Lighting Up the Night:
Shaakira Thomas and Family
Shaakira and her husband, Parris Sr., are parents to Aaliyah, Kassian, and four-year-old Parris Jr., who was diagnosed with SMA. Shaakira and Parris Sr. first noticed something amiss when Parris Jr. started walking. “He had a little wobble, and it took until just before his third birthday for us to get a diagnosis of SMA,” shared Shaakira.
Despite her son’s challenges, Shaakira believes that SMA has made her family stronger. Shaakira helps support the SMA community by researching buildings that ‘light up’ for days of recognition and ensuring major landmarks across the US go purple to raise SMA awareness.
Getting in the Game:
Brady Chan and Family
Ten-year-old Brady Chan from North Carolina has big goals that stem from his passion for video games.

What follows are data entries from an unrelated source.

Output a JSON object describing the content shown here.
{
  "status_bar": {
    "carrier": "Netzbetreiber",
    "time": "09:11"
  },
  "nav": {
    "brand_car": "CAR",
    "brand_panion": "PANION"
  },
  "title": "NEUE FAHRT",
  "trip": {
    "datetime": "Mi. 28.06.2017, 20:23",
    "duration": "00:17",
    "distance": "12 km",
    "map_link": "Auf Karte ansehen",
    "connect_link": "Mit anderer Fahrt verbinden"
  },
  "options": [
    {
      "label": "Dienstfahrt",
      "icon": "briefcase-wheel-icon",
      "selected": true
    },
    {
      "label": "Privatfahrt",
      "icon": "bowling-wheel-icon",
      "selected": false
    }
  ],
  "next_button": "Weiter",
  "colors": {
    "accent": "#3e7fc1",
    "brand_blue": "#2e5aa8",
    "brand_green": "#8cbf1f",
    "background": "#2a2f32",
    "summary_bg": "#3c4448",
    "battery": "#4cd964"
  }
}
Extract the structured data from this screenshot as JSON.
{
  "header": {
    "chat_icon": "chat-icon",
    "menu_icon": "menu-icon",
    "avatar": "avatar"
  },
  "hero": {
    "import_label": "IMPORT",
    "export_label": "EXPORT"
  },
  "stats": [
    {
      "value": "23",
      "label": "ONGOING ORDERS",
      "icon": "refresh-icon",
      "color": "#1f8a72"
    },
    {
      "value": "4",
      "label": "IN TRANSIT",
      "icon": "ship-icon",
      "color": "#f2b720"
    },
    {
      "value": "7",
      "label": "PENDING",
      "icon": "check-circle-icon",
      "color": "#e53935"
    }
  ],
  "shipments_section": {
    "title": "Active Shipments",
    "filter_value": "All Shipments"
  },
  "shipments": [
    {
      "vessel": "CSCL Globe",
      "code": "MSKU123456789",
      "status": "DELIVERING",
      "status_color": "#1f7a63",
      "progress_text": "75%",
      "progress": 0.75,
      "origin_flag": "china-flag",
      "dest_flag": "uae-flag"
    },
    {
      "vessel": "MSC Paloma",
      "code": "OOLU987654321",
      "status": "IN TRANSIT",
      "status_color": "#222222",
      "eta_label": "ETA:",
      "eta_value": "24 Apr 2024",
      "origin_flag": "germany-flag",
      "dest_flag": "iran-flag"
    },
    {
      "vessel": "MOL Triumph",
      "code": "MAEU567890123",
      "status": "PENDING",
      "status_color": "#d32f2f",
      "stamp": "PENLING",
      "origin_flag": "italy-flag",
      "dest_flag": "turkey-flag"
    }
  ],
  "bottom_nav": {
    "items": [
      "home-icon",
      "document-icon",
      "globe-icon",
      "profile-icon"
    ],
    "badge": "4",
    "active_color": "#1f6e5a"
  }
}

He is part of an e-gaming team, where his favorite games include “Brawl Starts” and “Overwatch.” In the future, Brady hopes to become an engineer and create his own video games.
Brady was diagnosed with SMA at 18 months old. Mimi, Brady’s mom says “Brady is a confident, young man with a magnetic personality. He loves reading, learning, gaming, and writing poetry. Brady loves conversation and has never had problems making friends. He does, however, see very clearly that SMA keeps him from doing things his friends can do. Sometimes, that’s okay. He doesn’t have to play on the mulched playground, and instead created a soccer crew.”